# CTW dataset tutorial (Part 2: Classification baseline)

In this part of the turotial, we will show you:

  - [Framework of classification baseline](#Framework-of-classification-baseline)
  - [Training steps](#Training-steps)
  - [Predicting steps](#Training-steps)
  - [Results format and evaluation API](#Results-format-and-evaluation-API)
  - [Evaluate results locally](#Evaluate-results-locally)

Notes:

  > This notebook MUST run under `$CTW_ROOT/examples`.
  >
  > All our code SHOULD run on `Linux>=3` with `Python>=3.4`. We make it compatible with `Python>=2.7` with best effort.

## Framework of classification baseline

We regard the text recoginition problem as a classification problem.

We only consider recognition of the top 1000 frequent observed character categories. We give up to recognize other categories, which must will leads a failure on those categories.

The _magic number_ `1000` is written in `classification/settings.py`. You may modify it if you want to train with another number of categories.

For each of the character instances, we take following operations.

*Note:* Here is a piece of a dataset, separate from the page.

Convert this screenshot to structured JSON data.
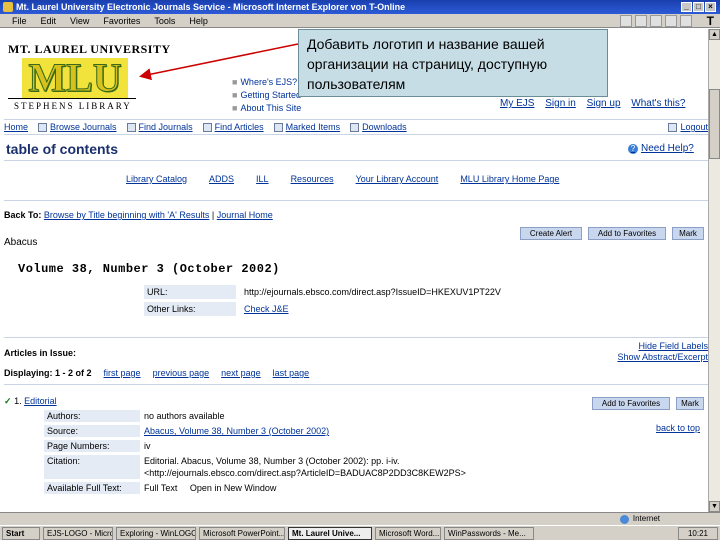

  1. crop the image region around it
  2. (training step only) randomly adjust saturation, brightness, contrast
  3. (training step only) randomly apply an affine transform
  4. per instance standardization 
  5. resize to fit the input of classification models
  6. feed to each of the classification models


## Training steps

Notes:

  > Before you run any scripts, please ensure you have requirements installed, which are described in `Tutorial part 1: Basics`.
  >
  > We train models on a desktop with 32 GB RAM. If your RAM is less than 32 GB, some code may fail.
  >
  > We train models on GTX TITAN X, which GPU memory is 12 GB. If your GPU memory is less than 12 GB, you may need to turn down `batch_size` in `cfgs` in `classification/train.py`

#### Decide categories
Decide which categories are the top 1000 frequent observed character categories, and save to `products/cates.json`.

In [None]:
!cd ../classification && python3 decide_cates.py

#### Create pickles
Crop the image region around character instances, and save pickles to `products/*.pkl`, in order to avoid frequently reading `.jpg` files.

In [None]:
!cd ../classification && python3 create_pkl.py

#### Run train scripts

Run train script with command line argument `alexnet_v2` to train `AlexNet v2`. Other choices are `overfeat`, `inception_v4`, `resnet_v2_50` and `res_net_v2_152`.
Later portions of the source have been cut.